# scale speed vs true speed



## edward 2 (Oct 6, 2010)

why is r/c cars able to go faster around flat turns, faster than there full size
counter parts.
on youtube i saw a road race where the cars were doing 65mph.
and the guy saiid they was going 650mph scale speed.
is it the size of the car or the size of the track.
which lets a rc car go faster in a turn.?


----------



## 440s-4ever (Feb 23, 2010)

Because even though the size of the car is scaled down 90%, several things remain the same.

Like the track. That turn is 90% gentler in a scaled down RC car. If the fullsize car had a 90% gentler turn it'd be running wide open, that's practically a straight.

You can't scale down air. Claiming scale speed of 650 totally ignores that the car's only experiencing a fraction of what 650mph air speed does to an object. Google cars that go 650, they're jets without wings, because 650 mph air is SERIOUS. 

Proportions. Most RC cars are all out of whack to try and restore stability lost by the 2,999 lbs that the RC car doesn't weigh. If fullsize cars were widened like an RC, they'd be too wide to allow passing!

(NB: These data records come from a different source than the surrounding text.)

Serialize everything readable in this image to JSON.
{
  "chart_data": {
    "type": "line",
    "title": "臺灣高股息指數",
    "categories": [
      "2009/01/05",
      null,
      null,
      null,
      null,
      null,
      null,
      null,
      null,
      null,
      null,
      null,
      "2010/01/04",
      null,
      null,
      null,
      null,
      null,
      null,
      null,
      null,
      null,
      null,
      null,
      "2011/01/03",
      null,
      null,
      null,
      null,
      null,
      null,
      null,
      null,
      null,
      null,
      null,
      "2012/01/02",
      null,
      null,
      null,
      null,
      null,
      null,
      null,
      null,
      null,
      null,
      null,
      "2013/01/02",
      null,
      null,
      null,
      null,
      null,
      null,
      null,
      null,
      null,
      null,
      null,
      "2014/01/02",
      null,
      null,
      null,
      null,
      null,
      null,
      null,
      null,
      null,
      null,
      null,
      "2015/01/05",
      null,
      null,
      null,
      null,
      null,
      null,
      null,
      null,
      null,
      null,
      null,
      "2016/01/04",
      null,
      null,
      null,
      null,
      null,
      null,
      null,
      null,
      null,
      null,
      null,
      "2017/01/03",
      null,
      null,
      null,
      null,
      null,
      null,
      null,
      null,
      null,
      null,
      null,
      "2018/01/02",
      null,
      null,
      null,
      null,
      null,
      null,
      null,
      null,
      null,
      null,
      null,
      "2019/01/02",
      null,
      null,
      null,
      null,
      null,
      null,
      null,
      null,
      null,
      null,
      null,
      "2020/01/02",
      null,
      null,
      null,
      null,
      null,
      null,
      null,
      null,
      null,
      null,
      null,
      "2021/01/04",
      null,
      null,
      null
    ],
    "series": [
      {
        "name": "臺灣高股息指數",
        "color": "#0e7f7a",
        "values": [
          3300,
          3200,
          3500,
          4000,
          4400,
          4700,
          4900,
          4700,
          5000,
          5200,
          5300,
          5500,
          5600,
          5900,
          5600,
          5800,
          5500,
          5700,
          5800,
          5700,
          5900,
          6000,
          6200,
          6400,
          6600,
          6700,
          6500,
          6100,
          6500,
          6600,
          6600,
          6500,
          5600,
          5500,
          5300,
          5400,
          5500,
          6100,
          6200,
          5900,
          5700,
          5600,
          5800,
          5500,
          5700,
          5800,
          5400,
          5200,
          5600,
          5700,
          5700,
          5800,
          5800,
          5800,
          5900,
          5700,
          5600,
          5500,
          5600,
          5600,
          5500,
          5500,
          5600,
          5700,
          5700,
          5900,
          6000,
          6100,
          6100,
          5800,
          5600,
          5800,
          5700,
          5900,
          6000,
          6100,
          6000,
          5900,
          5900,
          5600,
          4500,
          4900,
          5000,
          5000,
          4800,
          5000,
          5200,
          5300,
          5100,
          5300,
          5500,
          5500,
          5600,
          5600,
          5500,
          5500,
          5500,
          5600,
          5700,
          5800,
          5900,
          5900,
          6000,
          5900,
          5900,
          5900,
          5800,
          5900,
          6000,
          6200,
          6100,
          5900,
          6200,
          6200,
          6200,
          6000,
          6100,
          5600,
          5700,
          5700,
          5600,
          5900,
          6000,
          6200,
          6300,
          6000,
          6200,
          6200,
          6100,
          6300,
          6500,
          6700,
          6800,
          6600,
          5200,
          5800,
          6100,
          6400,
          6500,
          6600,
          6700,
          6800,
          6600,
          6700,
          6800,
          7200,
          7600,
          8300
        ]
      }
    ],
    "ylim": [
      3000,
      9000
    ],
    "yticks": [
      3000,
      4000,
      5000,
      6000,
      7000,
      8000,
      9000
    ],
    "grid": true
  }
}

And some other things. Mostly RC cars do well from low center of gravity and extremely light weight, that's what all full scale race cars are aiming to do. Lose weight and move what's there lower.

happy racing!


----------



## chuck_thehammer (Oct 24, 2007)

I fully agree...
also rc cars have wider tires and more grip than racing rubber.


----------



## Heliopolis (Nov 24, 2005)

Converting to a "scale speed" is misleading. If an object travels one mile in one minute, it's traveling at 60 mph. It doesn't matter if it's a little RC car, or a full size car. 60 mph is 60 mph.


----------



## solographix (Apr 28, 2009)

Heliopolis said:


> Converting to a "scale speed" is misleading. If an object travels one mile in one minute, it's traveling at 60 mph. It doesn't matter if it's a little RC car, or a full size car. 60 mph is 60 mph.


I agree I always thought it was ridiculous. :thumbsup:


----------